Speaking of Medicaid, how much Medicaid can the state afford if the tax base shrinks by 26% long-term?

Virginia can walk and chew gum at the same time. The idea that we must combat the virus before addressing the economy is based on the flawed premise that it’s an either/or situation. We can combat the virus and accelerate the reopening of the economy. For example:

  • We can more rapidly reopen the economy in regions where the virus is spreading slowly, particularly in western Virginia.
  • We can focus resources on controlling outbreaks (10 or more infections in the same location) in higher-risk settings such as nursing homes, correctional facilities, schools, collages, and entertainment venues rather than in low-risk settings such as… hiking trails and the  beachfront.
  • We can count on the elderly and medically vulnerable to continue maintaining social distancing voluntarily.
  • We can count on business enterprises to adopt measures — plastic screens at checkout counters, continual cleaning, maintaining social distancing, employees wearing face masks — that will significantly reduce the spread of the virus.
  • We can continue maintaining the restrictions that provide the most bang for the buck, so to speak, such as restricting large-scale gatherings.

There is no such thing as zero risk. It is impossible for state government action to exterminate the COVID-19 virus. The name of the game is weighing and balancing risks. Northam is focusing on reducing one set of risks stemming from the virus. Meanwhile, his actions increase the risks associated with devastating the economy, laying waste to the health care system, and undermining the financial strength of not only state and local governments, but universities, port and airport authorities, mass transit systems, housing authorities, economic development authorities, and a host of other institutions.

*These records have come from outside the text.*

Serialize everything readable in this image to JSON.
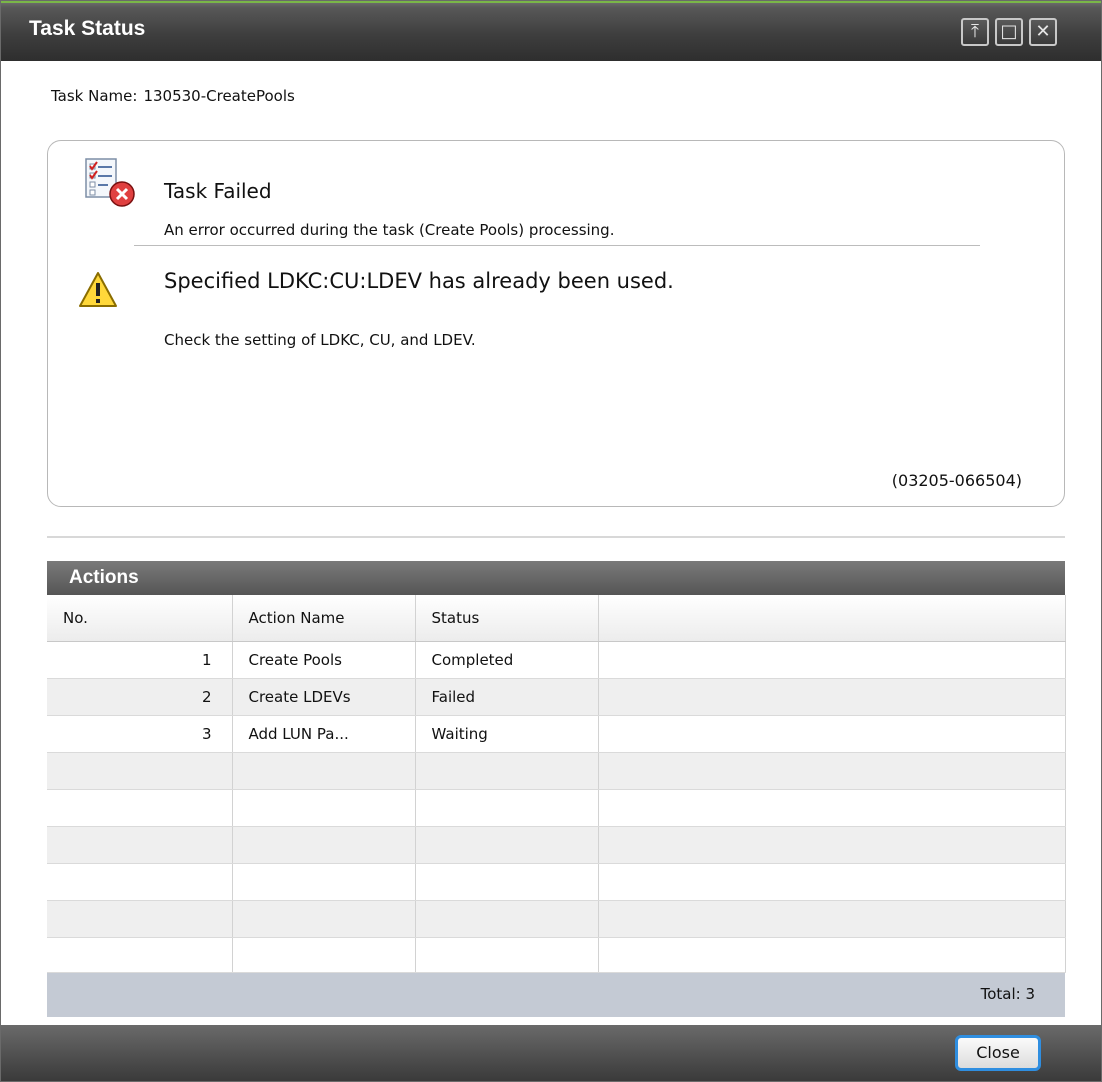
{
  "window": {
    "title": "Task Status",
    "controls": {
      "pin": "⤒",
      "maximize": "□",
      "close": "✕"
    }
  },
  "task": {
    "label": "Task Name:",
    "value": "130530-CreatePools"
  },
  "message": {
    "title": "Task Failed",
    "subtitle": "An error occurred during the task (Create Pools) processing.",
    "error": "Specified LDKC:CU:LDEV has already been used.",
    "detail": "Check the setting of LDKC, CU, and LDEV.",
    "code": "(03205-066504)",
    "icons": {
      "task": "task-failed-icon",
      "warning": "warning-icon"
    }
  },
  "actions": {
    "title": "Actions",
    "columns": [
      "No.",
      "Action Name",
      "Status",
      ""
    ],
    "rows": [
      {
        "no": "1",
        "name": "Create Pools",
        "status": "Completed"
      },
      {
        "no": "2",
        "name": "Create LDEVs",
        "status": "Failed"
      },
      {
        "no": "3",
        "name": "Add LUN Pa...",
        "status": "Waiting"
      }
    ],
    "total": "Total:  3"
  },
  "footer": {
    "close_label": "Close"
  },
  "colors": {
    "accent": "#7ab648",
    "focus": "#2f8ee0",
    "header": "#3e3e3e"
  }
}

We can always scale back. If we accelerate the return to normalcy and the virus begins spreading more rapidly than before, and the price paid gets too high, we can always re-calibrate and re-introduce restrictions where they are most needed.

Frankly, I find the Governor’s philosophical position to be indefensible. When all the numbers come in — not just the COVID-19 statistics, but the economic data, the job loss numbers, the tax-revenue numbers, the hospital finance numbers, the mental health numbers, the non-COVID mortality numbers — we could well find that the unnecessarily prolonged shutdown did far more harm than good.